Monday 28 May 2018

Canada's Space Program: Not Even on WFIRST Base

Artist's Conception of the proposed CASTOR space telescope


More than two years have passed since I have written about the state of Canada’s space program. That’s because I have been busy with other activities, especially my historical writing. 

But truth to tell, there has been very little meaningful action relating to Canada’s space program during that time. Most of the space news in Canada has been bad, caused by neglect from the federal government.

In January 2016, I wrote about the newly installed Liberal government of Justin Trudeau doing nothing while a major Canadian space contractor, Com Dev International of Cambridge, Ontario, was absorbed into an American firm, Honeywell. Since then, Canada’s largest space contractor, MacDonald, Dettwiler and Associates, has turned itself into an American firm now known as Maxar Technologies.

In both cases, the contractors suffered from a lack of meaningful orders from the federal government. Canada has had no coherent plan for space activities for years. The downhill slide of the Canadian Space Agency began years ago under Stephen Harper’s conservatives but has continued without even a pause under Justin Trudeau. 

The continued decline of the CSA flies in the face of the hopes that many had for the Liberals before they were elected in October 2015. Several leading space scientists backed the Liberals, and one of the most important figures in the Trudeau government is the Minister of Transport, former CSA president and astronaut Marc Garneau. 

Expressions of concern from the space sector have become louder of late, including an article in March by the Globe and Mail’s respected science writer Ivan Semeniuk proclaiming Canada’s space program as “Lost in space.”

On Friday, Innovation Minister Navdeep Bains, who is responsible for the CSA, announced $26.7 million in space spending that will benefit 33 Canadian companies and involve nearly 400 jobs. The minister, who appeared at a plant where the long-awaited Radarsat Constellation satellites are being prepared for launch later this year, also promised that a long promised and long delayed Canadian space strategy will be released “in the coming months.”

These rare morsels of good news on the space front followed yet another piece of bad news for Canada’s space program. Canada will not take part in the Wide Field Infrared Survey Satellite or WFIRST, which is America’s major space telescope after the Hubble Space Telescope, now nearing the end of its operational life, and the James Webb Space Telescope, which is slated for launch in 2020. Word of Canada’s non-involvement in WFIRST circulated at last week’s annual meeting of the Canadian Astronomical Society in Victoria, but has not yet appeared in the media.

While Canada was not a partner in Hubble, it is taking a prominent role in the Webb telescope, and many Canadian astronomers and contractors hoped that Canada would also participate in WFIRST. Although the Trump administration announced that it would not support WFIRST, Congress responded by continuing funding for WFIRST as American scientists indicated their strong support for this space telescope. 

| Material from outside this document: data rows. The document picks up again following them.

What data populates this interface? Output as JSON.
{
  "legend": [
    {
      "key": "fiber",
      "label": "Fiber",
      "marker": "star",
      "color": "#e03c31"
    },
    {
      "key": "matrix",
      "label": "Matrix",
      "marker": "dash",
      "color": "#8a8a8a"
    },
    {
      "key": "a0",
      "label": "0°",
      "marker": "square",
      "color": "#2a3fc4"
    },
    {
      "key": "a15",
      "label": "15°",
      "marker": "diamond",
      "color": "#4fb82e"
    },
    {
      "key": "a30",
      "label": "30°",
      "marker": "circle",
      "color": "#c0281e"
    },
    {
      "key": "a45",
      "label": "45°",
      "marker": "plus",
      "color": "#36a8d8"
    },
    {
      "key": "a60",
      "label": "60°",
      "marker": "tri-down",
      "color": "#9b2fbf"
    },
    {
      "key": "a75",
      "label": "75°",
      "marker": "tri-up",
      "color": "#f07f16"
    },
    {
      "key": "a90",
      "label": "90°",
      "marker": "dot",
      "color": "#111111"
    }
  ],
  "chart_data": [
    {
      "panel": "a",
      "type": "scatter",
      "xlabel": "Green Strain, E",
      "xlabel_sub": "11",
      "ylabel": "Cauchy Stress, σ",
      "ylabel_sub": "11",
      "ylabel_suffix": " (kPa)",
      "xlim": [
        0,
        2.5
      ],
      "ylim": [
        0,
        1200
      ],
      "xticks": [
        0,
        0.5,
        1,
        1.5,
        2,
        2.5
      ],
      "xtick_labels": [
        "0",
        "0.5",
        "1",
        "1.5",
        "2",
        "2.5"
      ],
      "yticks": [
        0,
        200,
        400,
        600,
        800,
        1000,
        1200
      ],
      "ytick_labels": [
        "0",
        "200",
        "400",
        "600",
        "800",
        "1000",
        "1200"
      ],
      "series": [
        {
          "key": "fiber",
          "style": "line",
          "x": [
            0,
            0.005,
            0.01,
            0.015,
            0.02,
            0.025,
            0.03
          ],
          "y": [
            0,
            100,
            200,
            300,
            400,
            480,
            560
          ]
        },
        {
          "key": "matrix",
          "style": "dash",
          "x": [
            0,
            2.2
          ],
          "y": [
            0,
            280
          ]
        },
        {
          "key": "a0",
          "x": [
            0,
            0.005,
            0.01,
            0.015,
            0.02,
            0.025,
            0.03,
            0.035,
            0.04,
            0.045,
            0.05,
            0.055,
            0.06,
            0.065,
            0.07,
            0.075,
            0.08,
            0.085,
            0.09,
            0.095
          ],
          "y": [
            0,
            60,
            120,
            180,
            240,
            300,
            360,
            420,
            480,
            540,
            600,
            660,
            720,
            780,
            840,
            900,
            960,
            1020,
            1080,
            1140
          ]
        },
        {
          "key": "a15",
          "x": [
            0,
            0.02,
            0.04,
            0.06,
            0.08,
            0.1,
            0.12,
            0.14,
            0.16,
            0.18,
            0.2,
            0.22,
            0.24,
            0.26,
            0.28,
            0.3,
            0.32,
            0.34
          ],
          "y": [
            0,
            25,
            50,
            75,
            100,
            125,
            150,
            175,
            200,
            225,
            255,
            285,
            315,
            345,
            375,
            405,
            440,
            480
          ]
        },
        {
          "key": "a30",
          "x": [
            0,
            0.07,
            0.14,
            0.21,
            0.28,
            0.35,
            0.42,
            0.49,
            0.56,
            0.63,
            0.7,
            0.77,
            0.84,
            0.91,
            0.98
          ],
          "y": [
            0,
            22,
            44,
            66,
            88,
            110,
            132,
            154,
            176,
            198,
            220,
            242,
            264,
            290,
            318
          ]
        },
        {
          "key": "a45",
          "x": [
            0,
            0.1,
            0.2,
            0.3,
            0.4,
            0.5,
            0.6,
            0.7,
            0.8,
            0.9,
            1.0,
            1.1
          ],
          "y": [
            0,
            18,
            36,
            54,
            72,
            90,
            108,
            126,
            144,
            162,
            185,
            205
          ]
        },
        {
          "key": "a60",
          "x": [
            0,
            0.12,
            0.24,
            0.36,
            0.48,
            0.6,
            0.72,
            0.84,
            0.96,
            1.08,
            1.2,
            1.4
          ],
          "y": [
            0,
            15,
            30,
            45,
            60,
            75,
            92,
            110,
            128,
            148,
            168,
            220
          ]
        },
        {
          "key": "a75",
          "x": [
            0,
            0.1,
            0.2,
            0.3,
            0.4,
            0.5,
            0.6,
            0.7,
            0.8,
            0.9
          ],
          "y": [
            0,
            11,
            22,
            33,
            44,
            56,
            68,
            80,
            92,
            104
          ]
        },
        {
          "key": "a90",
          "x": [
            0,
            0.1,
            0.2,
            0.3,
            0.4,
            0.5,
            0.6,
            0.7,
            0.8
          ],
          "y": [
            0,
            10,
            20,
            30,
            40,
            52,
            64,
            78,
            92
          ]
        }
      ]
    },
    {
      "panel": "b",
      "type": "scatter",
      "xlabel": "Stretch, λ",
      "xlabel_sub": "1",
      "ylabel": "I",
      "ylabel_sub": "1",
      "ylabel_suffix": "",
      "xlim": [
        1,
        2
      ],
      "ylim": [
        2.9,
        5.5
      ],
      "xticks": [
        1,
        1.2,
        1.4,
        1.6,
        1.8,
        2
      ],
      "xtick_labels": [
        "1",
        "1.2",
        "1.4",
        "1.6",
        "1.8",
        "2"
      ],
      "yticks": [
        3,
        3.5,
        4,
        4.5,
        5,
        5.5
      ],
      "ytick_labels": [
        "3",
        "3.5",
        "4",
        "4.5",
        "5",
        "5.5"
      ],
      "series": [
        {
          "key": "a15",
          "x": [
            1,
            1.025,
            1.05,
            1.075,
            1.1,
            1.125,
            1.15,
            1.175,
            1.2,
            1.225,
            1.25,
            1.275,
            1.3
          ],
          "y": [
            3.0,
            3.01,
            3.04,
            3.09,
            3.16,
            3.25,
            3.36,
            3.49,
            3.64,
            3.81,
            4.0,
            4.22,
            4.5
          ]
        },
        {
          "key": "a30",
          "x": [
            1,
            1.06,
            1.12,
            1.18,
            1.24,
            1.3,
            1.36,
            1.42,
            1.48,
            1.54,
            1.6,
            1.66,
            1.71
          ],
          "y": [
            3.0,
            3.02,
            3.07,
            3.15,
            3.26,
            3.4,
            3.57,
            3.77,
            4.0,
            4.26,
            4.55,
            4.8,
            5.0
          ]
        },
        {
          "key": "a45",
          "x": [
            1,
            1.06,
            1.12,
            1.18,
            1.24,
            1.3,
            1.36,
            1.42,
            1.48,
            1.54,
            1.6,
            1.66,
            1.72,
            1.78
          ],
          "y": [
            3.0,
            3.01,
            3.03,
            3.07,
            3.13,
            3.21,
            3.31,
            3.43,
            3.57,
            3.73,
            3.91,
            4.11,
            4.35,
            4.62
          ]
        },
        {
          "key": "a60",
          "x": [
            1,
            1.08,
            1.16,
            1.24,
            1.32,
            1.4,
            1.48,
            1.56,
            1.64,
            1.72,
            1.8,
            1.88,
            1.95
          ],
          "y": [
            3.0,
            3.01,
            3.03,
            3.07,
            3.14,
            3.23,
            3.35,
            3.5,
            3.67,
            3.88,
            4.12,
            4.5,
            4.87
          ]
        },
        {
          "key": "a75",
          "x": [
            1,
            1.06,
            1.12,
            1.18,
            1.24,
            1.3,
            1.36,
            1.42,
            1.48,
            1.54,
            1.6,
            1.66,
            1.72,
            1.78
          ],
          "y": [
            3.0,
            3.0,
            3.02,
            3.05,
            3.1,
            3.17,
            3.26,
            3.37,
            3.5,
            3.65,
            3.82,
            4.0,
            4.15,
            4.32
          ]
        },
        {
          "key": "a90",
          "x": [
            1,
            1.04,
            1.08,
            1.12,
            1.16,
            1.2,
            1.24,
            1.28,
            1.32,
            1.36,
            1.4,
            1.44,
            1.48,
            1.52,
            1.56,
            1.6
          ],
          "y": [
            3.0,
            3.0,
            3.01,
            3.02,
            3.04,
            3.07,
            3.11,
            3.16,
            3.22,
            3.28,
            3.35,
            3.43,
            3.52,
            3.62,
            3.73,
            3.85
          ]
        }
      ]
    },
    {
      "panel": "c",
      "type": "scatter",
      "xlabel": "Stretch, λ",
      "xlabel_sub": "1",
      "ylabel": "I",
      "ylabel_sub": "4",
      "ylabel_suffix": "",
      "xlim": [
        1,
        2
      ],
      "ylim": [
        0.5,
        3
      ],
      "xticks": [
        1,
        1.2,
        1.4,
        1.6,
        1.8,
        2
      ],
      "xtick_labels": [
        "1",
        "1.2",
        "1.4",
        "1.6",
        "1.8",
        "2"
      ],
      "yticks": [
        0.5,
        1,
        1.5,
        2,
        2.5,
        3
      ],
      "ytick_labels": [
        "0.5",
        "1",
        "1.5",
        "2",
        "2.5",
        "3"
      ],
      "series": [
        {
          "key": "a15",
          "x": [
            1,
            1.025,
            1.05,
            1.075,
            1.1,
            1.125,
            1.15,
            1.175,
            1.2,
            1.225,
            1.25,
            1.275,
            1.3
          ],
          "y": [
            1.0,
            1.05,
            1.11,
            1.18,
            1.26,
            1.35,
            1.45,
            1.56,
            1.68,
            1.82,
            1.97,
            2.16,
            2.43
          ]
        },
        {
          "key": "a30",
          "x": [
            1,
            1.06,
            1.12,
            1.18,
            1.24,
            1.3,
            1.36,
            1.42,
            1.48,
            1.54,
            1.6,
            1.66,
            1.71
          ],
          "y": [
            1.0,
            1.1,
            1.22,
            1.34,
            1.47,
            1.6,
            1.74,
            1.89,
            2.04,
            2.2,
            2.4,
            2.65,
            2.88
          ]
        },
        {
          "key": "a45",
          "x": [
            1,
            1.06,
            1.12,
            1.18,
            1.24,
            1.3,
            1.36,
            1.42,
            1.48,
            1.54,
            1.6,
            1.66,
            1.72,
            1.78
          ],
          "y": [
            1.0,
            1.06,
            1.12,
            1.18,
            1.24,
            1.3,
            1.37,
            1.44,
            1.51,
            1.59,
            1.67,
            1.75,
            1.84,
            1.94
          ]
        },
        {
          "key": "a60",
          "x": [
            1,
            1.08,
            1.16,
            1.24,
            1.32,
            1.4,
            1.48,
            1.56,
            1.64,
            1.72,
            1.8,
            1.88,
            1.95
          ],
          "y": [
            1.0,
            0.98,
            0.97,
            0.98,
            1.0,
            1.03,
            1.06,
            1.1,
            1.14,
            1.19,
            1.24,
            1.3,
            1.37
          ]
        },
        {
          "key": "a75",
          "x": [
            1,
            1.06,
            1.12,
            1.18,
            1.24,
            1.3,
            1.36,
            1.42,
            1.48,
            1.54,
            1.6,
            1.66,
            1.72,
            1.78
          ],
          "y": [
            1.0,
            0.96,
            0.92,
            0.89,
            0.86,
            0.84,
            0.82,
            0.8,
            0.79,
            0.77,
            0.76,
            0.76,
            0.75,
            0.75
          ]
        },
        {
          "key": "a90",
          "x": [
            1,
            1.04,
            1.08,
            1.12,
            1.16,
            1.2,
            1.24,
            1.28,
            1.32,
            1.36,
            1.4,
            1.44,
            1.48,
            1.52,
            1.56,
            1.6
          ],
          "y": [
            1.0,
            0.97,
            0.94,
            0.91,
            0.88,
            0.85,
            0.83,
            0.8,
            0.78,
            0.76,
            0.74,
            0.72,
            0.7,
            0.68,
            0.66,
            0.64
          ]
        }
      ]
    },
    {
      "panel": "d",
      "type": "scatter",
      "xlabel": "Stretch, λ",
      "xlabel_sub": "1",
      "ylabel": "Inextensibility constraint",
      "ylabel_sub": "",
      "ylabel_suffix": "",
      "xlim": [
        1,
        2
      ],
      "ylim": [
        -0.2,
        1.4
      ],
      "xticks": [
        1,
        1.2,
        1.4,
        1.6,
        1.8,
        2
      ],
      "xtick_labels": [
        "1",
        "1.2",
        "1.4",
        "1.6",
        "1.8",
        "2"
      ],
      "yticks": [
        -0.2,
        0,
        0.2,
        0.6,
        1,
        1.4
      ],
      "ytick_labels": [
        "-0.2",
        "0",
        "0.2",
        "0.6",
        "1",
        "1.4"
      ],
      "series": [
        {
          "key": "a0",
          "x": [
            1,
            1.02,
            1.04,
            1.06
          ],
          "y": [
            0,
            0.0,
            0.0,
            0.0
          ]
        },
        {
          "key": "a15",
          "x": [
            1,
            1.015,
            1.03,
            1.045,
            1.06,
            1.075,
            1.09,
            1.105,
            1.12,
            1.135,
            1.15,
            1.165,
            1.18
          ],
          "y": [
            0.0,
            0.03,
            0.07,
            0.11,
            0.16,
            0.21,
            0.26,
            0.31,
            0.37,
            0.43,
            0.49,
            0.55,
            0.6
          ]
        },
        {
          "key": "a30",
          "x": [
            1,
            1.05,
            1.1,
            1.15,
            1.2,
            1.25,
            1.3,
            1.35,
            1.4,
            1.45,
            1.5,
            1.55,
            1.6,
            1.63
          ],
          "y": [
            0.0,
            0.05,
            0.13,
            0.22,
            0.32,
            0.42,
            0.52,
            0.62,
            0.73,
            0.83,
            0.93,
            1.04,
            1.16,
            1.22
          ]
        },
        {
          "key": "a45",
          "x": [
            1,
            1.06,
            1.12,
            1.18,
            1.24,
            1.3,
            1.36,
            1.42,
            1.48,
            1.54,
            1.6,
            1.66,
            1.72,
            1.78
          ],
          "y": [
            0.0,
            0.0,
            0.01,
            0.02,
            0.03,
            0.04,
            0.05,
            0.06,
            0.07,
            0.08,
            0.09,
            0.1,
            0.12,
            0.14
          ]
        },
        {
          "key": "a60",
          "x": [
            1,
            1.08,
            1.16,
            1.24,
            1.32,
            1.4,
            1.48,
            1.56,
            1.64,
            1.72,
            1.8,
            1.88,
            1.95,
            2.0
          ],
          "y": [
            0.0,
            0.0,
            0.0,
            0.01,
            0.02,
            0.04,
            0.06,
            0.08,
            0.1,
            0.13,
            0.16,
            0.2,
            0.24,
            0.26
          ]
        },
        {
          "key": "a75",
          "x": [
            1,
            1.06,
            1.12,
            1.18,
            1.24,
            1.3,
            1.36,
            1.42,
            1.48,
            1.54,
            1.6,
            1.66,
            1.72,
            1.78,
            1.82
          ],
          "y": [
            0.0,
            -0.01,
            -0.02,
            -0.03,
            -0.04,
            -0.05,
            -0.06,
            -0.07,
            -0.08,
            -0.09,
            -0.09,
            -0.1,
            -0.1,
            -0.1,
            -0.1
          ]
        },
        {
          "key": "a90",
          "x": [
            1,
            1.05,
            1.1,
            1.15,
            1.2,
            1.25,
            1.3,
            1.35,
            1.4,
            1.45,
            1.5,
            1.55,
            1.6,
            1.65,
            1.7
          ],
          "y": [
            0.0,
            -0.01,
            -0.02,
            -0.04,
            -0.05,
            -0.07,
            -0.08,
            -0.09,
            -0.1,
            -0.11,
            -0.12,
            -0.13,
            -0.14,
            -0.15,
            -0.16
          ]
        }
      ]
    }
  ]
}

Fortunately, there is another option for those who want Canada to stay in the forefront of space astronomy in the coming years. Canadian astronomers have been promoting a Canadian-led space telescope known as CASTOR, the Cosmological Advanced Survey Telescope for Optical and ultraviolet Research. 

The CSA is currently conducting a study of CASTOR, which would fill a hole in space astronomy that will be created when Hubble and its ultraviolet capabilities cease operations. The Webb telescope and others on the drawing board are planned to conduct infrared observations, leaving ultraviolet astronomers without an instrument.

If the Liberal government wants to reverse its neglect of Canadian space industry and Canadian space science, going ahead with CASTOR is a good place to start. CASTOR promises new work for Canadian space contractors and prominence for Canadian science.

A new space strategy for Canada needs to address questions like the future of Canadian remote sensing capabilities beyond Radarsat Constellation, and plans for Canadian astronauts beyond David Saint-Jaques' flight to the International Space Station later this year. 

Canada's space program is small compared to those of other advanced nations, and shrinking. The Trudeau government is running out of time in this mandate to reverse the damage to Canada's space program caused by years of neglect, and realize the hopes of those in the space industry who supported the Liberals in 2015.